Abstraction and decomposition

Welcome to Program Design!

In this chapter, we are going to look at the two most important "mental tools" a computer scientist uses: Abstraction and Decomposition. Don't let the big words scare you! At their heart, these are just fancy names for things you already do every day to solve problems. By the end of these notes, you’ll see how these techniques turn a "mission impossible" coding project into a set of easy, bite-sized tasks.

1. Abstraction: Focusing on What Matters

Imagine you are looking at a map of a city to find a bus stop. Does that map show every single blade of grass? Does it show the color of everyone’s front door? Of course not! If it did, the map would be too cluttered to read.

Abstraction is the process of removing or hiding unnecessary details from a problem so that you can focus on the important parts. In computer science, we use abstraction to reduce complexity and make it easier to design a solution.

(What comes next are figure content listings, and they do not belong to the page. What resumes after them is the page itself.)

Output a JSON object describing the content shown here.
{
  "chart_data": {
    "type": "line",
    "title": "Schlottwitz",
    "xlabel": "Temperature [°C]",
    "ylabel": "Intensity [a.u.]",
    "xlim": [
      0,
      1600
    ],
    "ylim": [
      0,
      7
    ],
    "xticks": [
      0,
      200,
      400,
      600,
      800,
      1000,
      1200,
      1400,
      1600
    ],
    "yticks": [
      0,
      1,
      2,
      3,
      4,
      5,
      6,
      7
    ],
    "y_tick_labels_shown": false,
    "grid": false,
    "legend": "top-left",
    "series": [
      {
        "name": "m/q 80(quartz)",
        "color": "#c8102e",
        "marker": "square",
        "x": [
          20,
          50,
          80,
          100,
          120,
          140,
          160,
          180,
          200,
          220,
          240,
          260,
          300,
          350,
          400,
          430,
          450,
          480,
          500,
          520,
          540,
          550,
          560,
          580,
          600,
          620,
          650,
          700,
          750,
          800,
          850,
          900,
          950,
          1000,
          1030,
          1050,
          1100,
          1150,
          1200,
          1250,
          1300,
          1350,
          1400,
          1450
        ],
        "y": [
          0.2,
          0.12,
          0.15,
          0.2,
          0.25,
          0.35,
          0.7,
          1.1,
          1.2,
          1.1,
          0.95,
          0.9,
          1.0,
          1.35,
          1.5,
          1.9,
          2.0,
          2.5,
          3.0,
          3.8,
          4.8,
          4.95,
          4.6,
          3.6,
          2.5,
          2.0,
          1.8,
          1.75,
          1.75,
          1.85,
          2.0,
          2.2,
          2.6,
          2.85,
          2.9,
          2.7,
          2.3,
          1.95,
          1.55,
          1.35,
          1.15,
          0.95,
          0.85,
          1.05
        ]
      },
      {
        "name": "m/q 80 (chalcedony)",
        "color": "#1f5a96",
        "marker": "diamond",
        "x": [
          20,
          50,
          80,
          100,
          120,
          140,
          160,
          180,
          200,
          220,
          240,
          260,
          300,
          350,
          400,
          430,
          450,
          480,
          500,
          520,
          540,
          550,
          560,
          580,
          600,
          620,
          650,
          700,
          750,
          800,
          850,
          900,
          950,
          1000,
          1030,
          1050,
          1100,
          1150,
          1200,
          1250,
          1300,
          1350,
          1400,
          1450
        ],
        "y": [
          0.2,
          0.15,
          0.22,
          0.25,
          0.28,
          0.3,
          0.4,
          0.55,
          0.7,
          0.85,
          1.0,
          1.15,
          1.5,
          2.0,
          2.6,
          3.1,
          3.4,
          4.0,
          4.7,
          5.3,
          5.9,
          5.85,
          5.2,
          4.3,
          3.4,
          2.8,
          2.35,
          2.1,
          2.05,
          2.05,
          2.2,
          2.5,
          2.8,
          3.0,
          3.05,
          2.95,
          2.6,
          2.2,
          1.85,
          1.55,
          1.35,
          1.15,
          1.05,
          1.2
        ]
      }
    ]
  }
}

Real-World Analogy: Driving a Car

When you drive a car, you use abstraction. You interact with a steering wheel, pedals, and a gear stick. You do not need to know exactly how the pistons move in the engine or how the fuel injection system works to get to the grocery store. Those details are "abstracted away" because they aren't necessary for the task of driving.

Why is Abstraction Important?

1. Simplifies the Problem: It makes the core logic easier to see.
2. Saves Time: You don't waste energy on details that don't affect the outcome.
3. Better Design: It allows you to create models (like a weather map or a flight simulator) that actually work.

Did you know? The famous London Underground (Tube) map is a classic example of abstraction. It doesn't show the actual distances or curves of the tracks; it only shows the connections between stations because that's all a passenger needs to know!

Quick Review: Abstraction

• Definition: Hiding unnecessary detail.
• Goal: To simplify the problem.
• Example: A car dashboard or a simplified map.

2. Decomposition: Breaking it Down

If someone told you to "Build a House," you might feel overwhelmed and not know where to start. But if they told you to "Lay the bricks for the front wall," that feels much easier.

Decomposition is the process of breaking a large, complex problem into smaller, more manageable sub-problems. Each of these sub-problems accomplishes a specific, identifiable task. These smaller tasks can then be broken down even further until they are simple enough to solve easily.

Step-by-Step Example: Making a Cup of Tea

If we decompose the task of "Making Tea," it might look like this:

1. Boil Water: (Fill kettle, plug in, wait for click).
2. Prepare Mug: (Get mug, add tea bag).
3. Brew Tea: (Pour water, wait 3 minutes, remove bag).
4. Finish: (Add milk/sugar, stir).

Each of these steps is an identifiable task. If you can do these four small things, you have successfully solved the big problem of "Making Tea."

Decomposition in Programming

In the world of 9645 Computer Science, decomposition is achieved through the use of subroutines (also known as functions or procedures). Instead of writing one giant block of code, we write small subroutines that each handle one part of the program, like calculateTax() or validatePassword().

Memory Aid: Divide and Conquer

Think of Decomposition as "Divide and Conquer." You divide the giant enemy (the problem) into a tiny army that you can conquer one by one.

Quick Review: Decomposition

• Definition: Breaking a problem into smaller sub-problems.
• Goal: To make a complex task manageable.
• In Code: We use subroutines to represent these sub-problems.

3. How They Work Together

Don't worry if these two feel similar at first! They are two sides of the same coin. Here is how to tell them apart:

• Abstraction is about DETAIL. (What can I ignore?)
• Decomposition is about STRUCTURE. (How can I break this into pieces?)

Example: Creating a Video Game
You use abstraction to decide that a "Player" is just a character with a "Health" number and a "Position"—you ignore their eye color or what they ate for breakfast.
You use decomposition to break the game into tasks: "Handle Input," "Update Physics," and "Render Graphics."

4. Common Mistakes to Avoid

• Mistaking one for the other: Remember, if you are deleting info, it's Abstraction. If you are chopping the problem into parts, it's Decomposition.
• Over-decomposing: Don't break a task down so far that it becomes more work to manage the pieces than to just do the task! (You don't need a separate subroutine to add 1 + 1).
• Forgetting the Goal: The goal of both is to make the Program Design phase easier for the human programmer.

Summary Key Takeaways

1. Abstraction makes problems simpler by removing unnecessary details.
2. Decomposition makes problems manageable by breaking them into smaller sub-tasks.
3. Using both techniques is essential for structured programming.
4. Subroutines are the primary way we implement decomposition in our code.

Great job! You've just mastered the foundation of program design. These concepts will make every other chapter in your Oxford AQA syllabus much easier to understand!